This is actually pretty light for a poundcake. Adapted from Cakes: 1001 Recipes from Around the World.
3 cups flour
2 teaspoons ground ginger
1 teaspoon baking powder
1/2 teaspoon salt
1 cup EarthBalance butter
1-3/4 cups evaporated cane juice sugar
2 teaspoons almond extract
6 tablespoons ground flax seed
9 tablespoons water
3/4 cup crushed pineapple, drained
1/4 cup soy milk
1/4 cup coarsley chopped crystallized ginger
Preheat oven to 325 degrees. Grease and flour a 1o-inch tube pan. In a blender, whip the ground flax seed and water until thick and pasty.
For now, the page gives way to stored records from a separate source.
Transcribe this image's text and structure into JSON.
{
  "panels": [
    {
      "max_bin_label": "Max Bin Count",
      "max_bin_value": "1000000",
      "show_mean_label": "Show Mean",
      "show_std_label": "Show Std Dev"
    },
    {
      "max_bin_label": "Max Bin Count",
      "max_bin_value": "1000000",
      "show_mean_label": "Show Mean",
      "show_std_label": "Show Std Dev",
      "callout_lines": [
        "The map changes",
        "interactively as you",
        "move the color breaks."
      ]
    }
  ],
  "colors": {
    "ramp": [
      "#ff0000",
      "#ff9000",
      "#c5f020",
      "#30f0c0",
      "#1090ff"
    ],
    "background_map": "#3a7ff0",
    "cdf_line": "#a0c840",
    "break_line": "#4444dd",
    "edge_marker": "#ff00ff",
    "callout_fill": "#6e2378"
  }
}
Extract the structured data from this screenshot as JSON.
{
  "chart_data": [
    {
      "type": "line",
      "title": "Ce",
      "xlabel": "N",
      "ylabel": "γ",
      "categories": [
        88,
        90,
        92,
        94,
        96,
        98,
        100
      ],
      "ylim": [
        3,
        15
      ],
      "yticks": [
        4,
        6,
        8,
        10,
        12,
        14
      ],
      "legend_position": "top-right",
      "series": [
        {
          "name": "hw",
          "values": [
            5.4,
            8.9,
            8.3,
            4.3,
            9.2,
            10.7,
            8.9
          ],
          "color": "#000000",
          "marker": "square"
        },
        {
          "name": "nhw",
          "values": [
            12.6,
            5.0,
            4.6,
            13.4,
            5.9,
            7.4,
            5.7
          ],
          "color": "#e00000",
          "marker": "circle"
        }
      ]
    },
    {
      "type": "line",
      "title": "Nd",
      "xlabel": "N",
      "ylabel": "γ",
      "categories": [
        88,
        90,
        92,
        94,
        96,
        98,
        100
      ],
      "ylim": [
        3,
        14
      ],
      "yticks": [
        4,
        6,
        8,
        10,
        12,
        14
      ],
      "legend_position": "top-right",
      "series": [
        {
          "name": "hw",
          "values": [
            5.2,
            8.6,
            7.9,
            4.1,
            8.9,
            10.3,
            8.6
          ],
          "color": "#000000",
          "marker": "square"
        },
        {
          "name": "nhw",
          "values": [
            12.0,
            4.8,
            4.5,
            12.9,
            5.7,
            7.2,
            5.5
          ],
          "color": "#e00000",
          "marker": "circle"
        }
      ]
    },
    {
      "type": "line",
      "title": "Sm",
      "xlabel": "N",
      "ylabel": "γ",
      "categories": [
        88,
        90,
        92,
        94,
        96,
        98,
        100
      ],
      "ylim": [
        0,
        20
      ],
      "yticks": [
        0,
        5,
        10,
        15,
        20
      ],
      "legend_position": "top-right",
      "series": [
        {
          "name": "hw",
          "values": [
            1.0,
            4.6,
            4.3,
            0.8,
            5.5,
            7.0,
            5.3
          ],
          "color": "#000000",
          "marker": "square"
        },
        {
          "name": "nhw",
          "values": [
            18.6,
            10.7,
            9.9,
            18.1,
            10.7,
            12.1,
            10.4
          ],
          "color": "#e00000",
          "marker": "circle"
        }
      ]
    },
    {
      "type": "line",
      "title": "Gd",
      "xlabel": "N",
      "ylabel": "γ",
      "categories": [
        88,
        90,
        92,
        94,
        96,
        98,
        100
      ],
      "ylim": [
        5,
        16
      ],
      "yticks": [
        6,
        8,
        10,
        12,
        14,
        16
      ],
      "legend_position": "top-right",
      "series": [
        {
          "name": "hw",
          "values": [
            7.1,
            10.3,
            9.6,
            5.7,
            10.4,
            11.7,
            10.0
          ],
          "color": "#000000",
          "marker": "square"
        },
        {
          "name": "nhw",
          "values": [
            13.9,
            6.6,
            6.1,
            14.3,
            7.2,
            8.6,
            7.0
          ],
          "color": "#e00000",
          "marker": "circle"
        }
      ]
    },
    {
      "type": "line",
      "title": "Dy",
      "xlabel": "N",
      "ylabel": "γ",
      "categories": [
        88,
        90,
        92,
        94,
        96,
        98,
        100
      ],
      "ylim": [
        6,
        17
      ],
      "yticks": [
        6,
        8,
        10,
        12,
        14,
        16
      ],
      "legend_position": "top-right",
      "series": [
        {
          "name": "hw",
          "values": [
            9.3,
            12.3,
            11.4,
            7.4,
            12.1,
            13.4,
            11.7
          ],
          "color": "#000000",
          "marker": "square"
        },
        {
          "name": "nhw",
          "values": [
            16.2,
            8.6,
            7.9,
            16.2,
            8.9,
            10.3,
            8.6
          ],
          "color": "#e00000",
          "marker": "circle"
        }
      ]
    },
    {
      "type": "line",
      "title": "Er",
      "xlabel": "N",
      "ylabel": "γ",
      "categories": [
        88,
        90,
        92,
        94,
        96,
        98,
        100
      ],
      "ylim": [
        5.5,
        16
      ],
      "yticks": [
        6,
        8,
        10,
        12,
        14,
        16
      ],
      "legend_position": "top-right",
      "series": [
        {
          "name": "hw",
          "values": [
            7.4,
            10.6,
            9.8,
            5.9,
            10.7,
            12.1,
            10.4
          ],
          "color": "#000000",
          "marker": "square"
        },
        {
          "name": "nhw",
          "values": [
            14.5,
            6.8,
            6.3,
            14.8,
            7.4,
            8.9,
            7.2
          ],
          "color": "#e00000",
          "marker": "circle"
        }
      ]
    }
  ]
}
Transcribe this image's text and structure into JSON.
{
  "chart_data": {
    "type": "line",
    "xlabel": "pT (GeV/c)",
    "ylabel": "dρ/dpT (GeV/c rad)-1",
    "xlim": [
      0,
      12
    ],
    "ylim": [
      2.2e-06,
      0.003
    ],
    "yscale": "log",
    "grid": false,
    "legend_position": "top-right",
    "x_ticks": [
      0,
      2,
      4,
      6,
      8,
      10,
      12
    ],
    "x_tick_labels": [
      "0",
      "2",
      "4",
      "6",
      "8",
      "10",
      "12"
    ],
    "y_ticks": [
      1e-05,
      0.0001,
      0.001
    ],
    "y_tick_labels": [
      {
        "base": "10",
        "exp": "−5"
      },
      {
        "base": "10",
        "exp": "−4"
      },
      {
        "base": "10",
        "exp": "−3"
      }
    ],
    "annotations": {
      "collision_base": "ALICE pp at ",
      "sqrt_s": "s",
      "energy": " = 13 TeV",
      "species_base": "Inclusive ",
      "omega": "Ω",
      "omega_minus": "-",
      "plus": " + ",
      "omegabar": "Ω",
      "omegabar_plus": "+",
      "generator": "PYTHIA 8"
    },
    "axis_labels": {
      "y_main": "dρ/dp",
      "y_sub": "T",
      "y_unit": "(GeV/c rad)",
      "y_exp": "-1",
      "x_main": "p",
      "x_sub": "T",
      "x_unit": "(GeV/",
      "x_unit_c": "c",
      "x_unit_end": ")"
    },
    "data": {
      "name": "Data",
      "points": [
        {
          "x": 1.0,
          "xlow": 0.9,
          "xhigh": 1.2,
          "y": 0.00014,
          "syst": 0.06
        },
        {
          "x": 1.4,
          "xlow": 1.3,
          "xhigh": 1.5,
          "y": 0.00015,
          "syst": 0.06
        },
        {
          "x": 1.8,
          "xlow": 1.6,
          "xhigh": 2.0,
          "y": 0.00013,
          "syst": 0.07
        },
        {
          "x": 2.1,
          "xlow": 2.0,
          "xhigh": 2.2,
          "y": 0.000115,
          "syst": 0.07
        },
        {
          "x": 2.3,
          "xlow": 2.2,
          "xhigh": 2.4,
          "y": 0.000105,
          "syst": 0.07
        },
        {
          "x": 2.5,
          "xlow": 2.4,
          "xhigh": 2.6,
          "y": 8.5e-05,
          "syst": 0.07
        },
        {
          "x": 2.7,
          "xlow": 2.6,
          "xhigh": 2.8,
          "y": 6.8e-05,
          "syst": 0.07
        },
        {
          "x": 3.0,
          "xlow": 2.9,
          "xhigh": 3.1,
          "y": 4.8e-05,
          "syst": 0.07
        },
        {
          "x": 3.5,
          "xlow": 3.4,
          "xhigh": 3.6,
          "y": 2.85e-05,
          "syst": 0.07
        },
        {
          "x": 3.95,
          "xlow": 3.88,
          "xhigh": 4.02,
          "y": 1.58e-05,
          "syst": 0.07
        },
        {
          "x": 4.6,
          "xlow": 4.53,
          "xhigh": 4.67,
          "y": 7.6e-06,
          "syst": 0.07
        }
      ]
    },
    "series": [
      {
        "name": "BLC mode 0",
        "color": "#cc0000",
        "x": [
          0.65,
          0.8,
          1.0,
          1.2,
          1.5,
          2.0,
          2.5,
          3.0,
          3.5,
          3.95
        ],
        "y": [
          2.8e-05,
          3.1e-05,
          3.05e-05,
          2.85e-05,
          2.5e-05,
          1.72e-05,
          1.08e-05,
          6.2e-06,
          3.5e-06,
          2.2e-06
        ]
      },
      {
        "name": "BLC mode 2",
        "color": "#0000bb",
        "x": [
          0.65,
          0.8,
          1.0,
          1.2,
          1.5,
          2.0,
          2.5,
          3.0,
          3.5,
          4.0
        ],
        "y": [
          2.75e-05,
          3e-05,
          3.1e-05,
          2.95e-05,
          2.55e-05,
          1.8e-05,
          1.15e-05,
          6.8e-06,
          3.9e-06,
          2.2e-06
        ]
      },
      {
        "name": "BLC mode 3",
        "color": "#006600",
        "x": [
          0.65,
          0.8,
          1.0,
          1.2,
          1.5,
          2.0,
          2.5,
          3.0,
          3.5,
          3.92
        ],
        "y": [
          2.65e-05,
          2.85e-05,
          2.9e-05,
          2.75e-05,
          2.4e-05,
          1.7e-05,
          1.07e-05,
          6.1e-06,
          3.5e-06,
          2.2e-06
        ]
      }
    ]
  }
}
In a large bowl, sift together the flour, ginger, baking powder and salt. In a mixing bowl, beat the butter, sugar and almond extract at medium speed until creamy. Add the whipped flax seed, a dollop at a time, until blended. With mixer at low speed, gradually add the crushed pineapple and dry ingredients, alternating with the milk. Stir in the crystallized ginger. Spoon the batter into the prepared pan. Bake for 65 to 75 minutes at 325 degrees, or until golden brown, the top lightly cracked and a toothpick comes out clean. Run a knife around the edges of the pan to loosen the cake. Cool the cake in the pan for 15 minutes before turning out onto a rack to cool completely.